Interview Putins Nachfolger: "Die Wahlmaschine ist angelaufen"
Die Politikwissenschaftlerin Margareta Mommsen hält Medwedjew für den besten Mann als Putin-Nachfolger. Er sei einer der liberalsten Politiker.
taz: Frau Mommsen, nach dem Willen der kremlnahen Parteien soll Dmitri Medwedjew als ihr Kandidat bei den Präsidentenwahlen im März 2008 antreten. Hat Sie diese Entscheidung überrascht?
Margareta Mommsen: Nicht unbedingt, denn er ist ja als möglicher Nachfolger von Putin schon länger im Gespräch. Auf jeden Fall ist er, aus westlicher Sicht betrachtet, der beste Mann.
Weshalb?
Abgesehen von Kandidaten der Opposition, die froh sein können, wenn sie überhaupt antreten dürfen, ist Medwedjew einer der liberalsten Politiker.

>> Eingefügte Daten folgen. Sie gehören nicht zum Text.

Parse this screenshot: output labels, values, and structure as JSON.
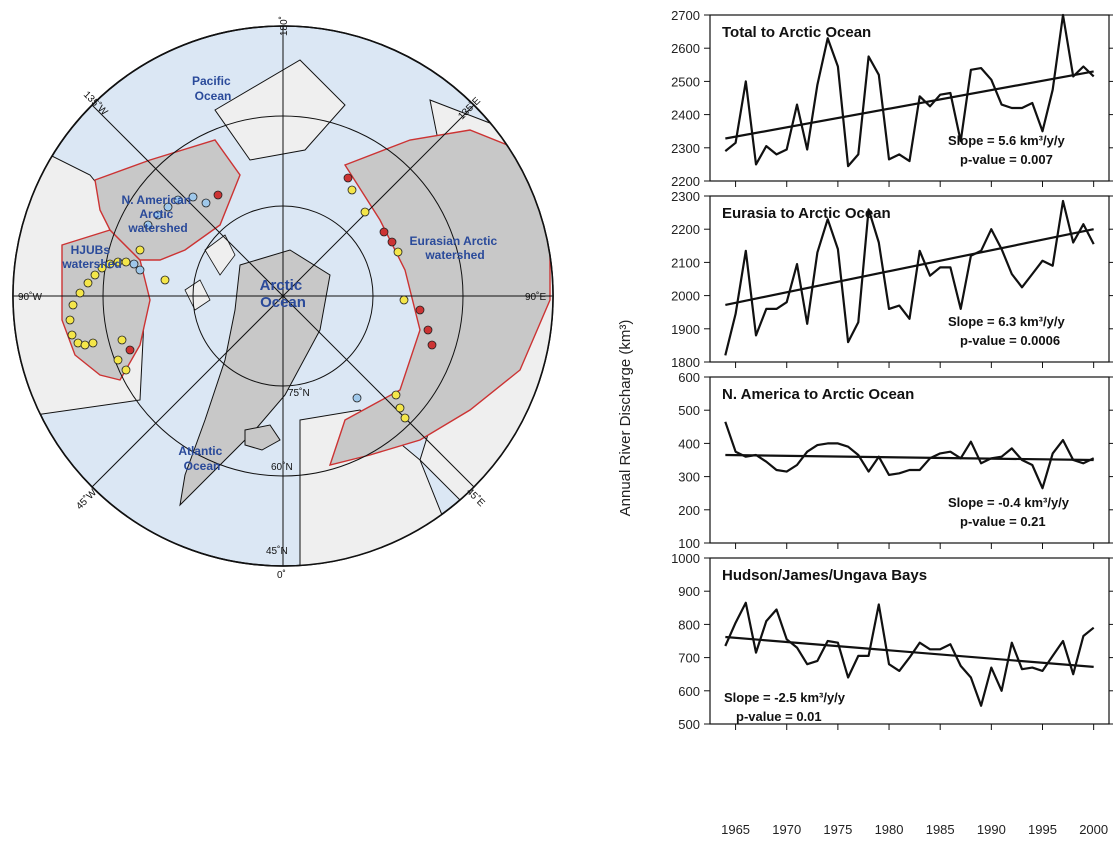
{
  "map": {
    "labels": {
      "pacific": [
        "Pacific",
        "Ocean"
      ],
      "atlantic": [
        "Atlantic",
        "Ocean"
      ],
      "arctic": [
        "Arctic",
        "Ocean"
      ],
      "na_watershed": [
        "N. American",
        "Arctic",
        "watershed"
      ],
      "hjubs": [
        "HJUBs",
        "watershed"
      ],
      "eurasian": [
        "Eurasian Arctic",
        "watershed"
      ]
    },
    "grid": {
      "top": "180˚",
      "bottom": "0˚",
      "left": "90˚W",
      "right": "90˚E",
      "nw": "135˚W",
      "ne": "135˚E",
      "sw": "45˚W",
      "se": "45˚E",
      "lat75": "75˚N",
      "lat60": "60˚N",
      "lat45": "45˚N"
    },
    "colors": {
      "ocean": "#dbe7f4",
      "land": "#efefef",
      "watershed": "#c8c8c8",
      "boundary": "#cc3333"
    }
  },
  "chart_data": [
    {
      "type": "line",
      "title": "Total to Arctic Ocean",
      "x": [
        1964,
        1965,
        1966,
        1967,
        1968,
        1969,
        1970,
        1971,
        1972,
        1973,
        1974,
        1975,
        1976,
        1977,
        1978,
        1979,
        1980,
        1981,
        1982,
        1983,
        1984,
        1985,
        1986,
        1987,
        1988,
        1989,
        1990,
        1991,
        1992,
        1993,
        1994,
        1995,
        1996,
        1997,
        1998,
        1999,
        2000
      ],
      "values": [
        2290,
        2315,
        2500,
        2250,
        2305,
        2280,
        2295,
        2430,
        2295,
        2490,
        2630,
        2545,
        2245,
        2280,
        2575,
        2520,
        2265,
        2280,
        2260,
        2455,
        2425,
        2460,
        2465,
        2320,
        2535,
        2540,
        2505,
        2430,
        2420,
        2420,
        2435,
        2350,
        2475,
        2700,
        2515,
        2545,
        2515
      ],
      "trend": [
        [
          1964,
          2328
        ],
        [
          2000,
          2530
        ]
      ],
      "slope_label": "Slope = 5.6 km³/y/y",
      "pvalue_label": "p-value = 0.007",
      "ylim": [
        2200,
        2700
      ],
      "yticks": [
        2200,
        2300,
        2400,
        2500,
        2600,
        2700
      ]
    },
    {
      "type": "line",
      "title": "Eurasia to Arctic Ocean",
      "x": [
        1964,
        1965,
        1966,
        1967,
        1968,
        1969,
        1970,
        1971,
        1972,
        1973,
        1974,
        1975,
        1976,
        1977,
        1978,
        1979,
        1980,
        1981,
        1982,
        1983,
        1984,
        1985,
        1986,
        1987,
        1988,
        1989,
        1990,
        1991,
        1992,
        1993,
        1994,
        1995,
        1996,
        1997,
        1998,
        1999,
        2000
      ],
      "values": [
        1820,
        1945,
        2135,
        1880,
        1960,
        1960,
        1980,
        2095,
        1915,
        2130,
        2230,
        2140,
        1860,
        1920,
        2260,
        2160,
        1960,
        1970,
        1930,
        2135,
        2060,
        2085,
        2085,
        1960,
        2120,
        2135,
        2200,
        2140,
        2065,
        2025,
        2065,
        2105,
        2090,
        2285,
        2160,
        2215,
        2155
      ],
      "trend": [
        [
          1964,
          1972
        ],
        [
          2000,
          2200
        ]
      ],
      "slope_label": "Slope = 6.3 km³/y/y",
      "pvalue_label": "p-value = 0.0006",
      "ylim": [
        1800,
        2300
      ],
      "yticks": [
        1800,
        1900,
        2000,
        2100,
        2200,
        2300
      ]
    },
    {
      "type": "line",
      "title": "N. America to Arctic Ocean",
      "x": [
        1964,
        1965,
        1966,
        1967,
        1968,
        1969,
        1970,
        1971,
        1972,
        1973,
        1974,
        1975,
        1976,
        1977,
        1978,
        1979,
        1980,
        1981,
        1982,
        1983,
        1984,
        1985,
        1986,
        1987,
        1988,
        1989,
        1990,
        1991,
        1992,
        1993,
        1994,
        1995,
        1996,
        1997,
        1998,
        1999,
        2000
      ],
      "values": [
        465,
        375,
        360,
        365,
        345,
        320,
        315,
        335,
        375,
        395,
        400,
        400,
        390,
        365,
        315,
        360,
        305,
        310,
        320,
        320,
        355,
        370,
        375,
        355,
        405,
        340,
        355,
        360,
        385,
        350,
        335,
        265,
        370,
        410,
        350,
        340,
        355
      ],
      "trend": [
        [
          1964,
          365
        ],
        [
          2000,
          350
        ]
      ],
      "slope_label": "Slope = -0.4 km³/y/y",
      "pvalue_label": "p-value = 0.21",
      "ylim": [
        100,
        600
      ],
      "yticks": [
        100,
        200,
        300,
        400,
        500,
        600
      ]
    },
    {
      "type": "line",
      "title": "Hudson/James/Ungava Bays",
      "x": [
        1964,
        1965,
        1966,
        1967,
        1968,
        1969,
        1970,
        1971,
        1972,
        1973,
        1974,
        1975,
        1976,
        1977,
        1978,
        1979,
        1980,
        1981,
        1982,
        1983,
        1984,
        1985,
        1986,
        1987,
        1988,
        1989,
        1990,
        1991,
        1992,
        1993,
        1994,
        1995,
        1996,
        1997,
        1998,
        1999,
        2000
      ],
      "values": [
        735,
        805,
        865,
        715,
        810,
        845,
        755,
        730,
        680,
        690,
        750,
        745,
        640,
        705,
        705,
        860,
        680,
        660,
        700,
        745,
        725,
        725,
        740,
        675,
        640,
        555,
        670,
        600,
        745,
        665,
        670,
        660,
        705,
        750,
        650,
        765,
        790
      ],
      "trend": [
        [
          1964,
          762
        ],
        [
          2000,
          672
        ]
      ],
      "slope_label": "Slope = -2.5 km³/y/y",
      "pvalue_label": "p-value = 0.01",
      "ylim": [
        500,
        1000
      ],
      "yticks": [
        500,
        600,
        700,
        800,
        900,
        1000
      ]
    }
  ],
  "shared": {
    "ylabel": "Annual River Discharge (km³)",
    "xticks": [
      1965,
      1970,
      1975,
      1980,
      1985,
      1990,
      1995,
      2000
    ]
  }
}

So hat er dem Konzept der souveränen Demokratie, wonach sich das Ausland nicht in russische Belange einmischen darf, eine Absage erteilt und gesagt: Eine Demokratie mit Adjektiven gibt es nicht. Er steht für nicht zu viel Staat in der Wirtschaft und wird vom Verband der russischen Industriellen unterstützt. Das ist ein wichtiger Faktor.
Heißt Russlands nächster Präsident Dmitri Medwedjew?
Ja, die Wahlmaschine ist bereits angelaufen. Allerdings muss man auch sagen, dass Medwedjew seit seiner Ernennung zum Ersten Vize-Ministerpräsidenten 2005 planmäßig aufgebaut worden ist.
Medwedjew ist Vorsitzender des Aufsichtsrates von Gazprom. Könnte seine Nominierung einen Machtzuwachs für den Konzern bedeuten?
Gazprom ist ohnehin schon ein Staat im Staat, aber ich glaube, dass es keine Weiterungen für Gazprom geben wird. Medwedjew wird nach seiner Wahl den Posten des Aufsichtsratsvorsitzenden abgeben. Doch Gazprom ist eine Machtbasis für Medwedjew, sein politisches Kapital, und das wird auch in Zukunft so bleiben.
Durch seine öffentliche Unterstützung für Medwedjew hat Putin das Rätselraten über die weitere Entwicklung zumindest teilweise beendet. Was wird Ihrer Meinung nach aus dem jetzigen Staatschef?
Dass Putin so etwas wie ein nationaler Führer werden will, halte ich für eine Legende. Er will auf der internationalen Szene präsident bleiben, als Chef des Sotschi-Kabninetts, des Gremiums zur Vorbereitung der Olympischen Spiele. Er möchte weiter Einfluss nehmen, aber nicht um jeden Preis an der Macht bleiben.